Pero que no nos sorprenda, ni nos dé asco, muchas especies animales incluso alimentan a su progenie con sus excrementos, como las termitas y los koalas. Con ello les transmiten su vital microbiota, en este caso las bacterias encargadas de digerir la madera y las hojas de eucalipto que caracterizan respectivamente su dieta. ¿Creyeron que diría que la microbiota provenía de la leche materna?, pues no estaban equivocados, también recibimos parte de los microbios que se encuentran en el pezón y en la leche cuando nos amamantan, y todo esto se vuelve nuestra microbiota inicial. De ahí la importancia de los partos naturales, de amamantar y de una microbiota saludable en las futuras madres.

Posteriormente, la diversidad se incrementa de forma gradual a partir de eventos azarosos relacionados con el ambiente al que estamos expuestos, hasta convertirse en la microbiota característica de un adulto. La variación interpersonal en la abundancia especies depende de las respuestas del sistema inmunológico y el estilo de vida. “Podría decirse entonces que nuestra microbiota cuenta la historia de nuestra vida; si nacimos por parto natural, si fuimos amamantados, si nos enfermamos, si tomamos antibióticos o de qué nos alimentamos”, dice Agustín López.

El milagro de los probióticos

Ok, ya entendimos que nuestra microbiota no es algo que se pueda tomar a la ligera, pero ¿qué podemos hacer para mejorarla después de todos estos años que hemos vivido sin siquiera considerarla, quizás aniquilándola sin querer? Como ya mencionamos antes, la clave está en lo que comemos. La microbiota tiene la capacidad de regenerarse naturalmente y esta facultad depende de la dieta. Al consumir alimentos que incluyan probióticos, que son los microorganismos que nos benefician, aumentaremos la proporción y diversidad de nuestra microbiota. En la industria existen productos como Yakult, Chamito, Activia, entre muchos más, cuyo “ingrediente activo” son probióticos de diferentes especies. Pero muchos de los alimentos que consumimos también los contiene, como por ejemplo los alimentos fermentados. Y por supuesto, también debemos alimentar a nuestra microbiota de una forma saludable, consumiendo principalmente vegetales ricos en polisacáridos complejos como la fibra dietética.

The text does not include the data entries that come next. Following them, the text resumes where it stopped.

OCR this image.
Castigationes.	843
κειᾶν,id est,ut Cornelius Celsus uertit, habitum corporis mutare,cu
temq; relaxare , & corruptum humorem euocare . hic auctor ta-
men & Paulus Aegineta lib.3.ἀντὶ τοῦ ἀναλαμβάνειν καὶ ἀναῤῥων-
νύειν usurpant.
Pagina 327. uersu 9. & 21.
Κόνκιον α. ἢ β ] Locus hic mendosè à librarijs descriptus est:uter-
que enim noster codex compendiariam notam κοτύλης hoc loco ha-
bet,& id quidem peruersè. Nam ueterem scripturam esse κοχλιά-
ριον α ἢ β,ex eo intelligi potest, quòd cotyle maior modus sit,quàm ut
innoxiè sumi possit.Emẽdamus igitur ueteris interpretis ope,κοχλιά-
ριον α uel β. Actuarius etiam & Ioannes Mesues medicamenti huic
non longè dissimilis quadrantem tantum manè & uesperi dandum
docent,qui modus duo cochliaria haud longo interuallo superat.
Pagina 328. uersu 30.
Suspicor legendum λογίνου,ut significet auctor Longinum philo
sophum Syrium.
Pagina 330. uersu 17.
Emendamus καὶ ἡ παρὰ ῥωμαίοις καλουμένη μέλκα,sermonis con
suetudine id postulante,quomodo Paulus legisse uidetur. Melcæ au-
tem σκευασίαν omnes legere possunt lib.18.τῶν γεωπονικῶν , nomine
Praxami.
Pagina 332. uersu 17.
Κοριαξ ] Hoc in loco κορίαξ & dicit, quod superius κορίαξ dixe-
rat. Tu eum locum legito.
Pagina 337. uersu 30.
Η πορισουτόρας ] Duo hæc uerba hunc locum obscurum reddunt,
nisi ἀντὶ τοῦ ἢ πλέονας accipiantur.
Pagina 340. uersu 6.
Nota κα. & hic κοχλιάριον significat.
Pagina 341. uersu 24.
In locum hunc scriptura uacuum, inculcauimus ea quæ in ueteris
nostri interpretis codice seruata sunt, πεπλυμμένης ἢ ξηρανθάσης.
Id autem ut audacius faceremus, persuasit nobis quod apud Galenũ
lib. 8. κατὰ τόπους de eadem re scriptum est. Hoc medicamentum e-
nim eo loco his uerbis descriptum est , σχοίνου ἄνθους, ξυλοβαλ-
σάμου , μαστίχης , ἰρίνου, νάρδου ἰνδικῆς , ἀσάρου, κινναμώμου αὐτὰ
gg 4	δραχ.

Como vemos, la relación que tenemos con los microorganismos no es tan sencilla como “matar todo lo que no sea yo”, implica distinguir entre amigos y enemigos. Es algo que no podemos seguir ignorando o temiendo sin ton ni son; nuestra salud depende del metabolismo microbiano. No podemos seguir mostrando esa bacteriofobia tan característica de personajes de la televisión como Sheldon Cooper —para los más jóvenes— y Adrian Monk —para los no tan jóvenes—, que al único lugar al que nos está llevando es a la creación de nuevas enfermedades. Claro que hay que cuidarse de las bacterias patógenas y tomar antibióticos cuando toca, pero no debemos olvidar esa parte tan importante dentro de nosotros, sin la que no seríamos lo que somos.